Su amiga invisible, que había permanecido callada mientras ella se concentraba en el mapa, ahora intentaba argumentar; no era una cuestión de moral, sino de entrar en un camino sin retorno.
María respondió que, si era capaz de tener dinero para irse de Suiza, era capaz de salir de cualquier situación. Además, ninguna de aquellas personas con las qué se cruzaba en su paseo había escogido lo que deseaba hacer.
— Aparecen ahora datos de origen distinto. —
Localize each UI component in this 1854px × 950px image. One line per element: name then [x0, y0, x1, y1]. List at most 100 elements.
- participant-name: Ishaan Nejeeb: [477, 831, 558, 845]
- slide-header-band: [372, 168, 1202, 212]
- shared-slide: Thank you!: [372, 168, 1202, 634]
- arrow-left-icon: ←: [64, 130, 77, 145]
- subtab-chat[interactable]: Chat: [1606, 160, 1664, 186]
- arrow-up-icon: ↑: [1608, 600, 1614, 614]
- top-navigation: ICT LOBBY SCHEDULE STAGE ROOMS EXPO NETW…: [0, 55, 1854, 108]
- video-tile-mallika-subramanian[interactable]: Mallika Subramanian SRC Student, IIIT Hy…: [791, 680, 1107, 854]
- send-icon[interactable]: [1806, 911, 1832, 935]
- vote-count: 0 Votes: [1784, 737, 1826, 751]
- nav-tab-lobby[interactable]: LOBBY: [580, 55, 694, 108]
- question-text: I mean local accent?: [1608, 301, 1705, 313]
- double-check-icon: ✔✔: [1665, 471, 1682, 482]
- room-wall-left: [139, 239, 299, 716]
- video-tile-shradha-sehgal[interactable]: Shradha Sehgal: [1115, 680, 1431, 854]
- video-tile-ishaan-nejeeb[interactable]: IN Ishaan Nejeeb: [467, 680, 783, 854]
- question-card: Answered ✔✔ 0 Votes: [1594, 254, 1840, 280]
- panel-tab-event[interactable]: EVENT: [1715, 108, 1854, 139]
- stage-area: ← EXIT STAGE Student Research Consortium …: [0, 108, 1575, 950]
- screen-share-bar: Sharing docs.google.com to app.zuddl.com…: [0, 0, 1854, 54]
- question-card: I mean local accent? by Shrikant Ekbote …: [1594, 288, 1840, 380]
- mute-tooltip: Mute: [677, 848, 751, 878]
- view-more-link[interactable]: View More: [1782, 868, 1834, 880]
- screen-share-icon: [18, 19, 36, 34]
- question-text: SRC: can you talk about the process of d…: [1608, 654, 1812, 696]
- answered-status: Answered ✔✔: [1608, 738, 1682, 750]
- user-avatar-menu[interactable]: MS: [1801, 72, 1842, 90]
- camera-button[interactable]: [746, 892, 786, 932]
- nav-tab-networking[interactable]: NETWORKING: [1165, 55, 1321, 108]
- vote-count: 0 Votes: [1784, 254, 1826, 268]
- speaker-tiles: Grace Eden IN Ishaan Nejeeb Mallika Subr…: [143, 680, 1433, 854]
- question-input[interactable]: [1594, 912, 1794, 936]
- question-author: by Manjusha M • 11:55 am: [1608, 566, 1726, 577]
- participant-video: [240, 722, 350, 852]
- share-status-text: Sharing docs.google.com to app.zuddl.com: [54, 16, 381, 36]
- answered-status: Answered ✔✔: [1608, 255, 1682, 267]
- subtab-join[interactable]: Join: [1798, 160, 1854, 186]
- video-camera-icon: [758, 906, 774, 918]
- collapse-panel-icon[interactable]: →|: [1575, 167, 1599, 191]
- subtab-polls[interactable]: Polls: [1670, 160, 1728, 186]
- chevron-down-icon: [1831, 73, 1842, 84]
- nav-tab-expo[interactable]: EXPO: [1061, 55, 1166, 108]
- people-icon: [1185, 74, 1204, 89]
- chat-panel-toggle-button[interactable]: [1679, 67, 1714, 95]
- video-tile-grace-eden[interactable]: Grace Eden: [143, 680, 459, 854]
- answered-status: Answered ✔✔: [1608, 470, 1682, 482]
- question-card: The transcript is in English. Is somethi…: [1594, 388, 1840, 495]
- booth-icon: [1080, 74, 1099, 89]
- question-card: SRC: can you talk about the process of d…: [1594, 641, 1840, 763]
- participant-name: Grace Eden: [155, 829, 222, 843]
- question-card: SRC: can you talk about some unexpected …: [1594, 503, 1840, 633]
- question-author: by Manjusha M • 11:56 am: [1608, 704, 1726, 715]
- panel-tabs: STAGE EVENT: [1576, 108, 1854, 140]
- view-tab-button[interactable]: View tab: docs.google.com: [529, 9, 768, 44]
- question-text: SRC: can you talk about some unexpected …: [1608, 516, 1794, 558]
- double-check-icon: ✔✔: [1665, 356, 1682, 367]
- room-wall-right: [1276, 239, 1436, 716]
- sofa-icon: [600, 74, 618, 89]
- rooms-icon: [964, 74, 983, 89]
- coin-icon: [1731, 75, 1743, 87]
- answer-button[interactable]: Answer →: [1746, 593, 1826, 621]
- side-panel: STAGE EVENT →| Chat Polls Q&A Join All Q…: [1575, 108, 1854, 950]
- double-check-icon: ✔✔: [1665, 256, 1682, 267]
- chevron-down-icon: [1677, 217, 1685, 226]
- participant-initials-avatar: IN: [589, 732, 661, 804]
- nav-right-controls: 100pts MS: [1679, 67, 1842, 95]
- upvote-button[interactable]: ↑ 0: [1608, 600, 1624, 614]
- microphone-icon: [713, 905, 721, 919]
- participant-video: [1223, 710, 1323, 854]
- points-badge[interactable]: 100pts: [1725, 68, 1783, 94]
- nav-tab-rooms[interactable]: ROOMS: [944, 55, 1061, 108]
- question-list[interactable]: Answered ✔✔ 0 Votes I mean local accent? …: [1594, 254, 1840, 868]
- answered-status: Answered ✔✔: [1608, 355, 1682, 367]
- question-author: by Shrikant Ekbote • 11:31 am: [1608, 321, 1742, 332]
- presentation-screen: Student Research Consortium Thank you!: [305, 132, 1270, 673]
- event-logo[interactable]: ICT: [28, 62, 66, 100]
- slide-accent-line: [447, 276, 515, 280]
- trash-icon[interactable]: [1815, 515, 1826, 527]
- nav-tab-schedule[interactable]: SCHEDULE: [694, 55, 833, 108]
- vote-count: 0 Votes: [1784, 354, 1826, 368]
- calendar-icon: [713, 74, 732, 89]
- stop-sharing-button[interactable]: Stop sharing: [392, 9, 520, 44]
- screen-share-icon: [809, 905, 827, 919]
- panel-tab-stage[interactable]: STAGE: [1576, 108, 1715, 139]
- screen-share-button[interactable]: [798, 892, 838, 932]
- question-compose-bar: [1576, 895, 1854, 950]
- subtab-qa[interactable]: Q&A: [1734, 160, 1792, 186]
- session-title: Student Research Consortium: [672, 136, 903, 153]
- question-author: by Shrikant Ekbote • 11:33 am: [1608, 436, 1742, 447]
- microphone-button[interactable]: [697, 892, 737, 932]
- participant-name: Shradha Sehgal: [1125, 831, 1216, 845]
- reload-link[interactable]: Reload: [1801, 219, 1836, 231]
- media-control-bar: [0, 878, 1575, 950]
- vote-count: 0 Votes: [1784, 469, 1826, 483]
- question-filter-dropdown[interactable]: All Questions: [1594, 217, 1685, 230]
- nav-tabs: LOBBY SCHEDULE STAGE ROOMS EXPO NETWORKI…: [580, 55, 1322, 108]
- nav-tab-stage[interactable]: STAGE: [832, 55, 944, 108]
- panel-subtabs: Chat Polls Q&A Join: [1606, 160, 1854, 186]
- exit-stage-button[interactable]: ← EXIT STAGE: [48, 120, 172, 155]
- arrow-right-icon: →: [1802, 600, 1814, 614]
Ésa era la realidad de la vida.
«Estamos en un valle de lágrimas —le dijo a la amiga invisible—. Podemos tener muchos sueños, pero la vida es dura, implacable, triste. ¿Qué intentas decirme, que me condenarán? Nadie lo sabrá, sólo es un período de mi vida.»
Con una sonrisa dulce pero triste, la amiga invisible desapareció.
Fue hasta el parque de atracciones, compró una entrada para la montaña rusa, gritó como todos los demás, pero entendiendo que no había peligro, que era simplemente un juego. Comió en un restaurante japonés, aunque sin saber muy bien qué comía, sólo que era muy caro, y ahora estaba dispuesta a darse todos los lujos. Estaba contenta, no tenía que esperar una llamada de teléfono, ni contar los centavos que gastaba.